Eski Yargıtay Başkanı Prof. Dr. Sami Selçuk: Kim kazanırsa kazansın hakimlik nitelik ve özelliklerine eğilirse kimse rahatsızlık duymayacaktır. Nedir bu nitelikler? Tarafsızlık, bağımsızlık, objektiflik nitelikleridir. Bu seçimle HSYK bir yara almıştır. Kim seçilirse seçilsin bir yara alacaktı zaten. Yargıçların herhangi bir tarafa yakın gösterilmesi bir yara açar. Ama öyle bir ortam oluşturuldu ki, seçim nasıl olursa olsun HSYK yara aldı. Ama bunu değiştirmek meslektaşlarımızın elinde; seçilen arkadaşlarımız eğer çalışma biçimleriyle yansız tarafsız davranırlarsa bu yaralar kapanacaktır.

Emekli Yargıtay Savcısı Ahmet Gündel: HSYK seçimlerini Yargıda Birlik Platformu’nun kazanması kuvvetler ayrılığı ilkesini zedeleyici bir tablo ortaya çıkardı. Çünkü bu platform, Adalet Bakanlığı eliyle iktidar partisinin desteklediği üyelerden oluşuyor. Yasamayı kontrol altında tutan yürütmenin yargıyı da kontrol altına alması, hukuk devletinin olmazsa olmazı olan kuvvetler ayrılığını rafa kaldırıp kuvvetlerin tek elde toplanacağı endişesi oluşturdu. Sadece iktidar değil, iktidara yakın çıkar çevrelerinin de yargıya müdahalesinin önü açıldı. HSYK’nın iktidara yakın oluşmasını göz önünde bulunduran hakim ve savcılar, soruşturma-işlem ve kararlarında iktidarı rahatsız etmekten korkar hale gelecekler.

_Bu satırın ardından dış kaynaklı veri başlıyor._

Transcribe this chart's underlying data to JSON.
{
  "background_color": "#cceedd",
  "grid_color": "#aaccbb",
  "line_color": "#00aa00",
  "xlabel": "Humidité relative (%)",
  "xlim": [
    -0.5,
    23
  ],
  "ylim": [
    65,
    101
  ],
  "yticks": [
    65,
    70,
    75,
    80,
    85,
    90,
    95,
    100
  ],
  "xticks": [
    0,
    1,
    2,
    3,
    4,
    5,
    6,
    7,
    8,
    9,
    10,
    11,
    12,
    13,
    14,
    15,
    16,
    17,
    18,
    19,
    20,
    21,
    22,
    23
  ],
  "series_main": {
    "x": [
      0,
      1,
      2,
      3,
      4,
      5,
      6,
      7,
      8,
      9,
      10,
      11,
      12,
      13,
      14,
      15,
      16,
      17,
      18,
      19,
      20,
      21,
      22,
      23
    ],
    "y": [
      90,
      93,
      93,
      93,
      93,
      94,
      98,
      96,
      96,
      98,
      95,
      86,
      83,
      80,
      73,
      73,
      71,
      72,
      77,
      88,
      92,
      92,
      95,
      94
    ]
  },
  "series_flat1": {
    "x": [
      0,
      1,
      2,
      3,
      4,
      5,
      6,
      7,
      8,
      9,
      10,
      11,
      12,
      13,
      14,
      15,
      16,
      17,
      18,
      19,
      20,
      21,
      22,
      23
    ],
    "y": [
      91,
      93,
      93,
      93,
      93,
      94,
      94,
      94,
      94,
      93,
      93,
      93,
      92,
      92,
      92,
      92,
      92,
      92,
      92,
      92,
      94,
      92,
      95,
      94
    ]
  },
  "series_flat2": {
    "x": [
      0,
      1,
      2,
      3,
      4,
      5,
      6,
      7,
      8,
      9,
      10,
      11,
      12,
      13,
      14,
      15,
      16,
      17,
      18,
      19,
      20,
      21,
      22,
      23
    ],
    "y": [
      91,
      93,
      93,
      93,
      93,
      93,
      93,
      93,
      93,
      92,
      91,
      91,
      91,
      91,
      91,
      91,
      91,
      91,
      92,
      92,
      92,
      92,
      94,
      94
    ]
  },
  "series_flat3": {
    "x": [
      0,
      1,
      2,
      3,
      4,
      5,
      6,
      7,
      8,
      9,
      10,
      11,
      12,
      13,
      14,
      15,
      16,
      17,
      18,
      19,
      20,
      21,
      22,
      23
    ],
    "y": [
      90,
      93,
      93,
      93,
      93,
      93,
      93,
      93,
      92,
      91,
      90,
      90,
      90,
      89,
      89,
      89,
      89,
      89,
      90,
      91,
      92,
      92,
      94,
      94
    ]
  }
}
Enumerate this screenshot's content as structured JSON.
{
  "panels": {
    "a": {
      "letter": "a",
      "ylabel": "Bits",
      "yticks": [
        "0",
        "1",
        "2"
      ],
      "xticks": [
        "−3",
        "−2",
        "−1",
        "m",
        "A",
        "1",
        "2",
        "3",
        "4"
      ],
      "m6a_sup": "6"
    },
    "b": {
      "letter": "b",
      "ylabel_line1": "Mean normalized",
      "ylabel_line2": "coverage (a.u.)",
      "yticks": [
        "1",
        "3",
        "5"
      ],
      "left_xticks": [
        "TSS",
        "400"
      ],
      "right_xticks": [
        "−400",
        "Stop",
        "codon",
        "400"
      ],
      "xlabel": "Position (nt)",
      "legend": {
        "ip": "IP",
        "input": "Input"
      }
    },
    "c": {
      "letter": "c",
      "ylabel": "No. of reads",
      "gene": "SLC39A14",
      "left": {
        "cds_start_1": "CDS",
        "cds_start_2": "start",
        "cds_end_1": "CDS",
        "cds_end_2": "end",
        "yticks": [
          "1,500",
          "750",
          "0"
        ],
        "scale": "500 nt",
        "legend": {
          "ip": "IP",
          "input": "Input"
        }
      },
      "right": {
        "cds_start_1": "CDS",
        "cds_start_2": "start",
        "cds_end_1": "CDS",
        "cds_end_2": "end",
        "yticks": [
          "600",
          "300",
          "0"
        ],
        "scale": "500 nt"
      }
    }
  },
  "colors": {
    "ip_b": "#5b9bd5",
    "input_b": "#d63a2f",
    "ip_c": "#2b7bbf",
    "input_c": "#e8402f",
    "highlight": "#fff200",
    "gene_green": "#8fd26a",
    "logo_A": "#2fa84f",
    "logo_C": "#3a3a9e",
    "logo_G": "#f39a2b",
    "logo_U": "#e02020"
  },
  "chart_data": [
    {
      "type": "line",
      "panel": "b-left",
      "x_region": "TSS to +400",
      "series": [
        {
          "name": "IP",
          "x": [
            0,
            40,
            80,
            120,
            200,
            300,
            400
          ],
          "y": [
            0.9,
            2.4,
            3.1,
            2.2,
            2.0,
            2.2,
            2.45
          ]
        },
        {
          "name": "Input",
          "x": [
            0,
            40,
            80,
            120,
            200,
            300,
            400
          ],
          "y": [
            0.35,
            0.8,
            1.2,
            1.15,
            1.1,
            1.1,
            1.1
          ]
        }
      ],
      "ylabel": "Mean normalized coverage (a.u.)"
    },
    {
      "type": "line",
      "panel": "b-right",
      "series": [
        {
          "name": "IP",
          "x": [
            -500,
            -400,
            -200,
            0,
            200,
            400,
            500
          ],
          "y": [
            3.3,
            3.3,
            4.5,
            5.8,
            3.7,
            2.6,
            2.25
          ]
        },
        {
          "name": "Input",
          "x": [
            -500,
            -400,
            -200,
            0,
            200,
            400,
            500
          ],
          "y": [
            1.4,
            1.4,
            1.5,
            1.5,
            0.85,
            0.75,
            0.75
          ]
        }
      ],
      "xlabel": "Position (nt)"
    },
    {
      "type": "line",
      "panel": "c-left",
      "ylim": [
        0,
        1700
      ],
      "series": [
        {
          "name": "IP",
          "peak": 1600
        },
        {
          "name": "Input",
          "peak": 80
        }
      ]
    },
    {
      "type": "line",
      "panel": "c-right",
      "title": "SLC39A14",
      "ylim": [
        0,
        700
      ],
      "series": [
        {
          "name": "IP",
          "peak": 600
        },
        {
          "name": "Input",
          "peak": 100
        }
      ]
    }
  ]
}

Dileriz, kuşkuları ortadan kaldıracak bir yaklaşım içinde olurlar. Yargıyı, hükümetin kontrolüne sokacak karar ve uygulamalarla hukuk devletini ortadan kaldıracak kuvvetlerin tek elde toplanması endişesine mahal vermezler.

Emekli Savcı Mete Göktürk: HSYK seçimleri gereğinden fazla gündemde tutularak büyütüldü. Kutuplaşma alanına dönüştürülmesi yanlıştı. Artık hakim ve savcılar seçimle yeni üyeleri seçtiler, bundan sonra seçilenlerin icraatlarına bakmak lazım. Dileğimiz yeni HSYK üyelerinin iktidarın etkisinde kalmamasıdır. Karar ve uygulamalarında yargıya güveni artıracak şekilde tarafsız ve bağımsız olmalarını beklemekten başka yapacak bir şey yok.